To combat this stress, Ellen recommends you give yourself three reasons why this thing might not happen. Next, assume that it is going to happen. How might its happening actually be a good thing?
It all depends on how you choose to view the situation.
[15:43] – Ellen offers some exercises people can do to be more mindful.
- Every time you assume something is obvious, remember that it isn’t because everything looks different from different perspectives.
- Every time you negatively judge someone’s action, think how that behavior may have made sense from that person’s perspective.
- Walk out your door, and notice three things you didn’t see before. If you’re living with somebody, come back in the door and notice three new things about that person.
Keep taking the thing that you think you know and turn it inside out. Over time you’ll see that you didn’t know what you thought you knew. Then you’ll be naturally mindful, and you don’t have to work at it.
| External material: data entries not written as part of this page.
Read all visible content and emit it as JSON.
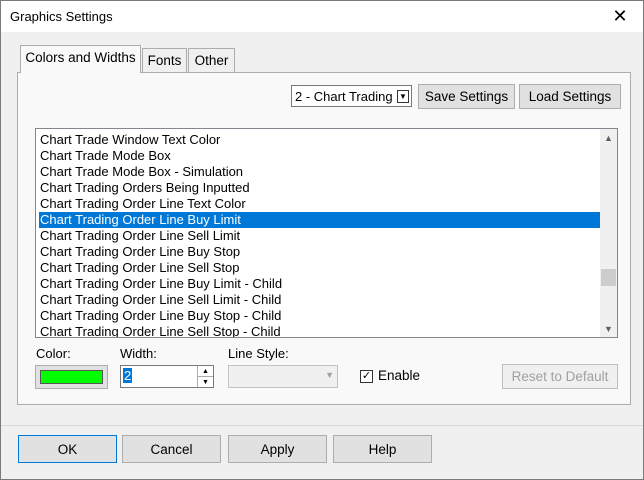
{
  "window": {
    "title": "Graphics Settings",
    "close_glyph": "✕"
  },
  "tabs": [
    {
      "label": "Colors and Widths"
    },
    {
      "label": "Fonts"
    },
    {
      "label": "Other"
    }
  ],
  "toolbar": {
    "preset_value": "2 - Chart Trading",
    "save_label": "Save Settings",
    "load_label": "Load Settings"
  },
  "list": {
    "items": [
      "Chart Trade Window Text Color",
      "Chart Trade Mode Box",
      "Chart Trade Mode Box - Simulation",
      "Chart Trading Orders Being Inputted",
      "Chart Trading Order Line Text Color",
      "Chart Trading Order Line Buy Limit",
      "Chart Trading Order Line Sell Limit",
      "Chart Trading Order Line Buy Stop",
      "Chart Trading Order Line Sell Stop",
      "Chart Trading Order Line Buy Limit - Child",
      "Chart Trading Order Line Sell Limit - Child",
      "Chart Trading Order Line Buy Stop - Child",
      "Chart Trading Order Line Sell Stop - Child"
    ],
    "selected_index": 5
  },
  "controls": {
    "color_label": "Color:",
    "color_value": "#00ff00",
    "width_label": "Width:",
    "width_value": "2",
    "line_style_label": "Line Style:",
    "enable_label": "Enable",
    "enable_checked": true,
    "reset_label": "Reset to Default"
  },
  "footer": {
    "ok_label": "OK",
    "cancel_label": "Cancel",
    "apply_label": "Apply",
    "help_label": "Help"
  },
  "icons": {
    "scroll_up": "▲",
    "scroll_down": "▼",
    "dropdown": "▼",
    "check": "✓"
  },
  "colors": {
    "selection": "#0078d7",
    "focus_border": "#0078d7"
  }
}
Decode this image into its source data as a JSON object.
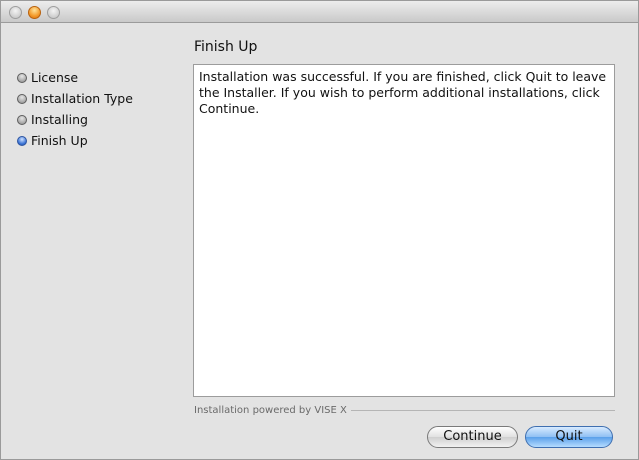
{
  "window": {
    "minimize_color": "#f39a2b"
  },
  "sidebar": {
    "steps": [
      {
        "label": "License",
        "active": false
      },
      {
        "label": "Installation Type",
        "active": false
      },
      {
        "label": "Installing",
        "active": false
      },
      {
        "label": "Finish Up",
        "active": true
      }
    ]
  },
  "main": {
    "title": "Finish Up",
    "message": "Installation was successful. If you are finished, click Quit to leave the Installer. If you wish to perform additional installations, click Continue."
  },
  "footer": {
    "powered_by": "Installation powered by VISE X",
    "continue_label": "Continue",
    "quit_label": "Quit"
  },
  "colors": {
    "active_step_bullet": "#3a73d6",
    "default_button": "#5aa0ea"
  }
}
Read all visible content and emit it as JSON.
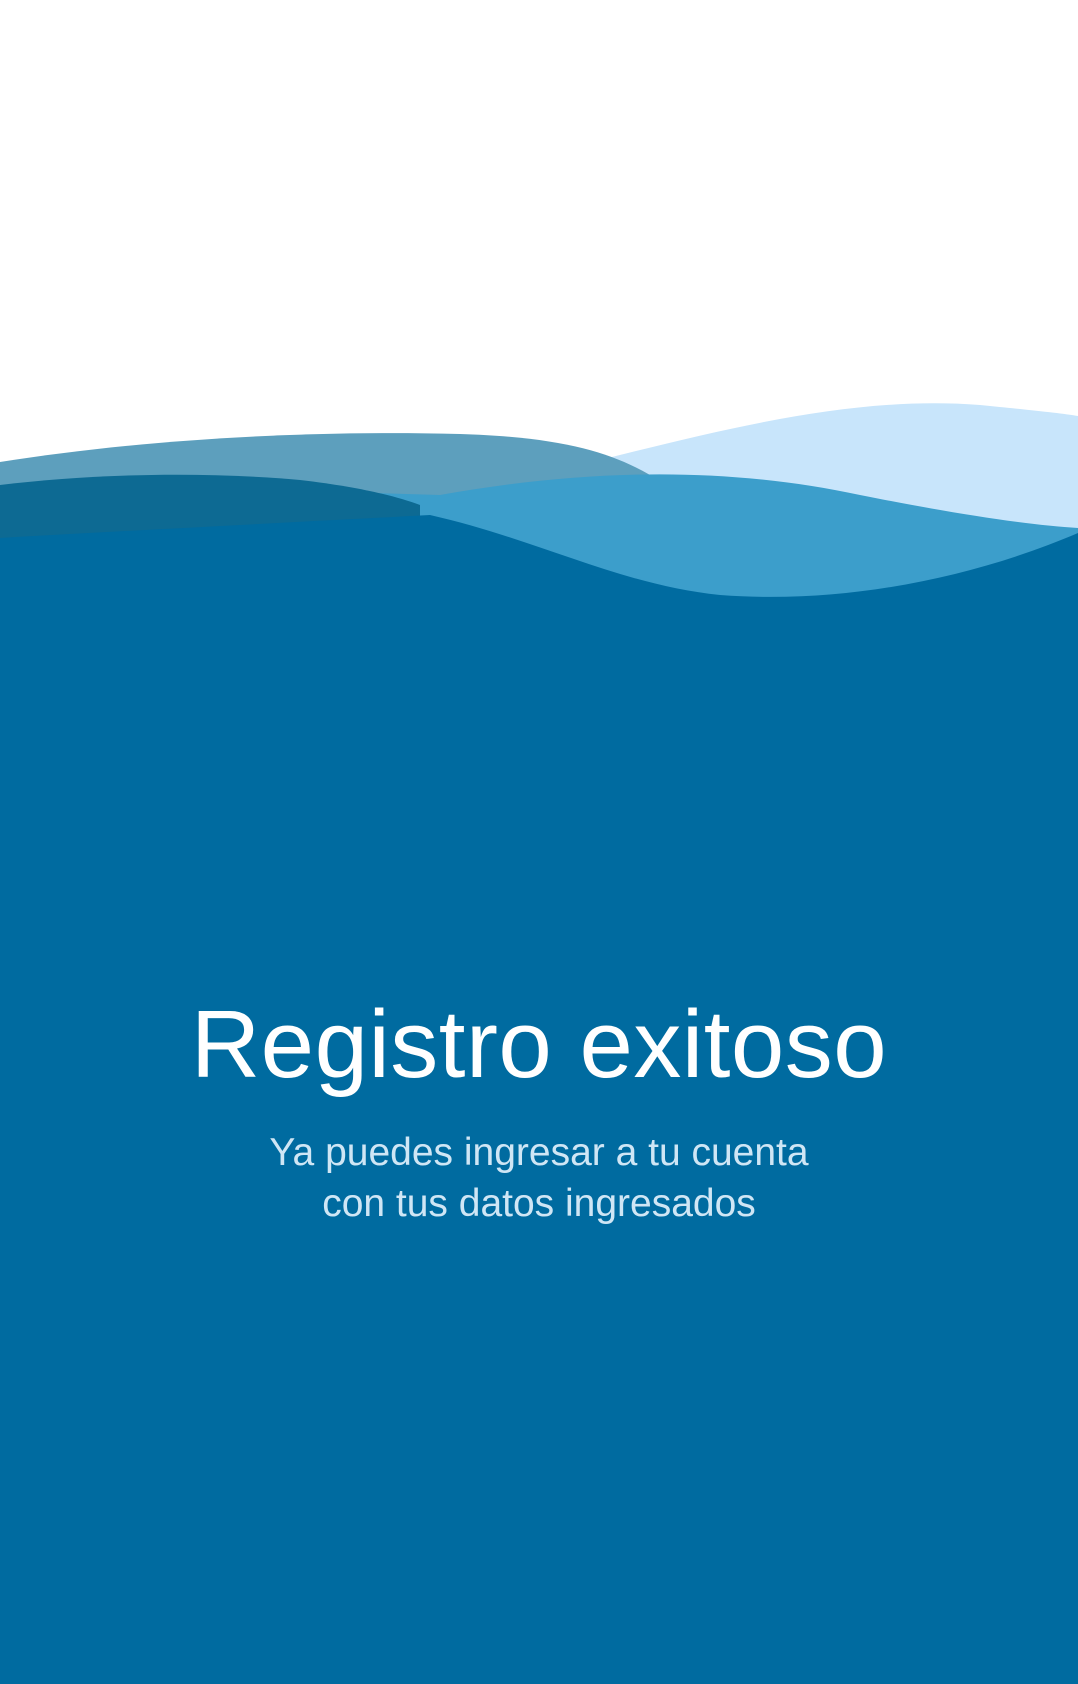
{
  "success_screen": {
    "title": "Registro exitoso",
    "message_line_1": "Ya puedes ingresar a tu cuenta",
    "message_line_2": "con tus datos ingresados"
  },
  "colors": {
    "background_top": "#ffffff",
    "deep_blue": "#006ba0",
    "medium_blue": "#3c9ecb",
    "steel_blue": "#5d9fbd",
    "dark_teal_blue": "#0d6a93",
    "light_blue": "#c8e5fb",
    "title_text": "#ffffff",
    "subtitle_text": "#cfe6f5"
  }
}
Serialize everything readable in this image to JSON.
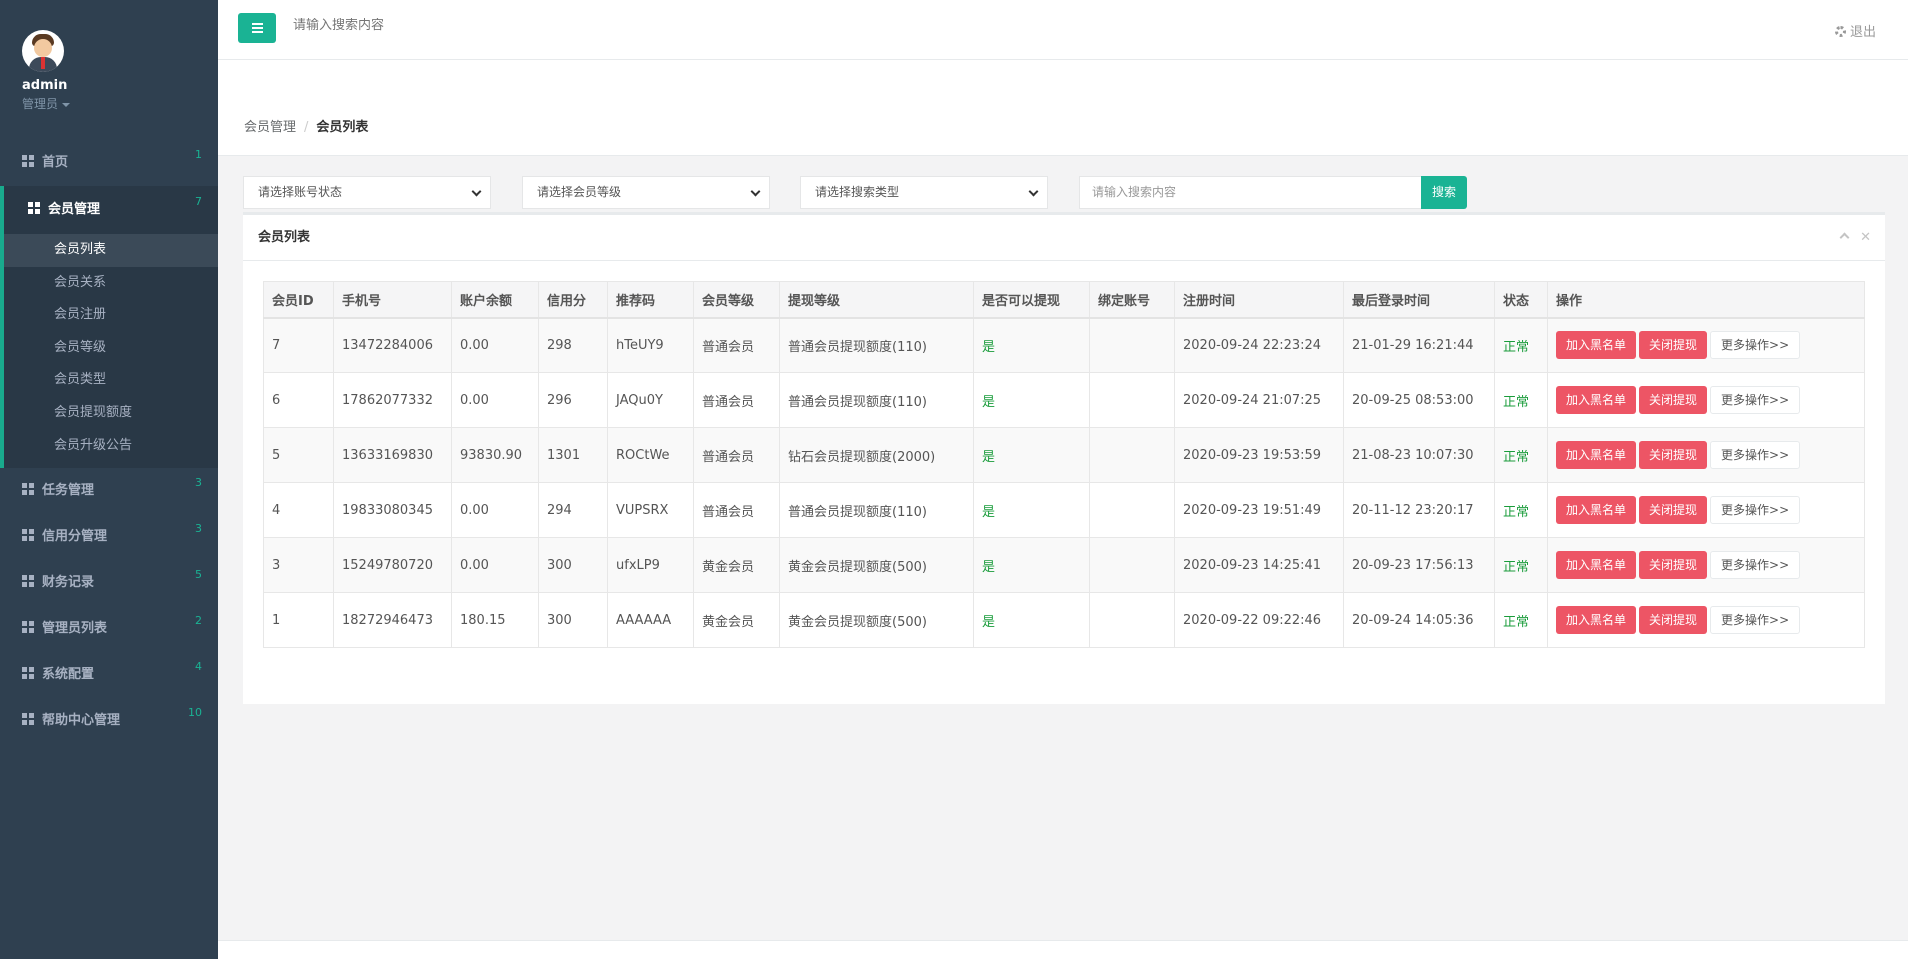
{
  "profile": {
    "name": "admin",
    "role": "管理员"
  },
  "nav": {
    "home": {
      "label": "首页",
      "badge": "1"
    },
    "member": {
      "label": "会员管理",
      "badge": "7",
      "sub": [
        "会员列表",
        "会员关系",
        "会员注册",
        "会员等级",
        "会员类型",
        "会员提现额度",
        "会员升级公告"
      ]
    },
    "task": {
      "label": "任务管理",
      "badge": "3"
    },
    "credit": {
      "label": "信用分管理",
      "badge": "3"
    },
    "finance": {
      "label": "财务记录",
      "badge": "5"
    },
    "admins": {
      "label": "管理员列表",
      "badge": "2"
    },
    "config": {
      "label": "系统配置",
      "badge": "4"
    },
    "help": {
      "label": "帮助中心管理",
      "badge": "10"
    }
  },
  "topbar": {
    "search_placeholder": "请输入搜索内容",
    "logout": "退出"
  },
  "breadcrumb": {
    "parent": "会员管理",
    "sep": "/",
    "current": "会员列表"
  },
  "filters": {
    "account_status": "请选择账号状态",
    "member_level": "请选择会员等级",
    "search_type": "请选择搜索类型",
    "search_placeholder": "请输入搜索内容",
    "search_button": "搜索"
  },
  "panel": {
    "title": "会员列表"
  },
  "table": {
    "headers": [
      "会员ID",
      "手机号",
      "账户余额",
      "信用分",
      "推荐码",
      "会员等级",
      "提现等级",
      "是否可以提现",
      "绑定账号",
      "注册时间",
      "最后登录时间",
      "状态",
      "操作"
    ],
    "rows": [
      [
        "7",
        "13472284006",
        "0.00",
        "298",
        "hTeUY9",
        "普通会员",
        "普通会员提现额度(110)",
        "是",
        "",
        "2020-09-24 22:23:24",
        "21-01-29 16:21:44",
        "正常"
      ],
      [
        "6",
        "17862077332",
        "0.00",
        "296",
        "JAQu0Y",
        "普通会员",
        "普通会员提现额度(110)",
        "是",
        "",
        "2020-09-24 21:07:25",
        "20-09-25 08:53:00",
        "正常"
      ],
      [
        "5",
        "13633169830",
        "93830.90",
        "1301",
        "ROCtWe",
        "普通会员",
        "钻石会员提现额度(2000)",
        "是",
        "",
        "2020-09-23 19:53:59",
        "21-08-23 10:07:30",
        "正常"
      ],
      [
        "4",
        "19833080345",
        "0.00",
        "294",
        "VUPSRX",
        "普通会员",
        "普通会员提现额度(110)",
        "是",
        "",
        "2020-09-23 19:51:49",
        "20-11-12 23:20:17",
        "正常"
      ],
      [
        "3",
        "15249780720",
        "0.00",
        "300",
        "ufxLP9",
        "黄金会员",
        "黄金会员提现额度(500)",
        "是",
        "",
        "2020-09-23 14:25:41",
        "20-09-23 17:56:13",
        "正常"
      ],
      [
        "1",
        "18272946473",
        "180.15",
        "300",
        "AAAAAA",
        "黄金会员",
        "黄金会员提现额度(500)",
        "是",
        "",
        "2020-09-22 09:22:46",
        "20-09-24 14:05:36",
        "正常"
      ]
    ],
    "actions": {
      "blacklist": "加入黑名单",
      "close_withdraw": "关闭提现",
      "more": "更多操作>>"
    }
  },
  "colors": {
    "sidebar": "#2f4050",
    "accent": "#1ab394",
    "danger": "#ed5565"
  }
}
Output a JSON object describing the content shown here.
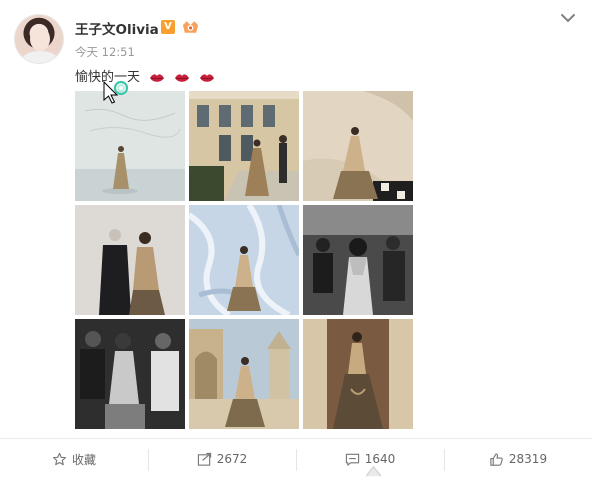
{
  "post": {
    "username": "王子文Olivia",
    "vip_badge": "V",
    "timestamp": "今天 12:51",
    "text": "愉快的一天"
  },
  "icons": {
    "emoji": "lips-emoji",
    "menu": "chevron-down-icon",
    "favorite": "star-icon",
    "repost": "repost-icon",
    "comment": "comment-icon",
    "like": "thumbs-up-icon"
  },
  "actions": {
    "favorite_label": "收藏",
    "repost_count": "2672",
    "comment_count": "1640",
    "like_count": "28319"
  },
  "colors": {
    "vip": "#f7a02e",
    "lips": "#c81f3c",
    "text": "#333333",
    "muted": "#999999"
  }
}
Mindfulness and Learning Experiences
[17:05] – What can people do to deliver or facilitate learning experiences that are more conducive to mindful learning? Can learning businesses help architect more mindful learning experiences?
Start with the choice of speakers at conferences. If you have a conference on X, having a leading authority on Y present would be interesting because people would wonder how X and Y are related. Thinking about that relationship would help them be more mindful.
When it comes to learning, people have the mistaken notion that there’s “no pain, no gain” and that one should be gaining all the time.
But learning is fun, so everything done at conferences should be fun—if it’s not, do it differently. When designing an event, rather than solely focusing on the transmission of information from one person to a group of people, make it fun for everybody.
[19:02] – Many organizations have a recognized body of knowledge or set of competencies that individuals need to master to get certified. How does mindfulness jibe with certification,competency, and bodies of knowledge?
How the certification process is designed will determine whether it works well or not. You can have a rigid set of rules and teach people to follow rules just as they’re laid out; that tends to be mindless. However, if you find a way to make each rule a little more tentative, you can encourage mindfulness.
When something is mindless, it tends to be rigid, and people follow it regardless of whether it makes sense in a particular context—the past dictates the present. Mindfulness is a looser, more conditional structure.
All learning should be fun. All learning should be conditional. And I think that the lifelong learners themselves probably would benefit from some of the research that people like myself do. We have a lot of research with older folk where we make them mindful. They live longer, they’re happier, and they’re healthier.Ellen Langer
[21:48] – Ellen references the dramatic effects she found in her Counterclockwise study, which demonstrates how important context is and how so much about health, aging, and our negative views of those are learned behaviors.
She believes people should focus on adding more life to their years, rather than more years to their life.
Lifelong Learning Habits
[23:51] – What are your own lifelong learning habits and practices?
Other than following the advice for learning that was shared here, Ellen doesn’t really do much else.
As you get older, life gets easier because you see things differently. She suggests asking yourself, “Is it a tragedy or an inconvenience?” Often, when we’re younger, we react to things as if they’re tragedies when in fact they’re only inconveniences.
[25:45] – Wrap-up
Dr. Ellen Langer is a leading expert and pioneer in the field of mindfulness. She is the author of eleven books including Mindfulness, The Power of Mindful Learning, and Counterclockwise: Mindful Health and the Power of Possibility.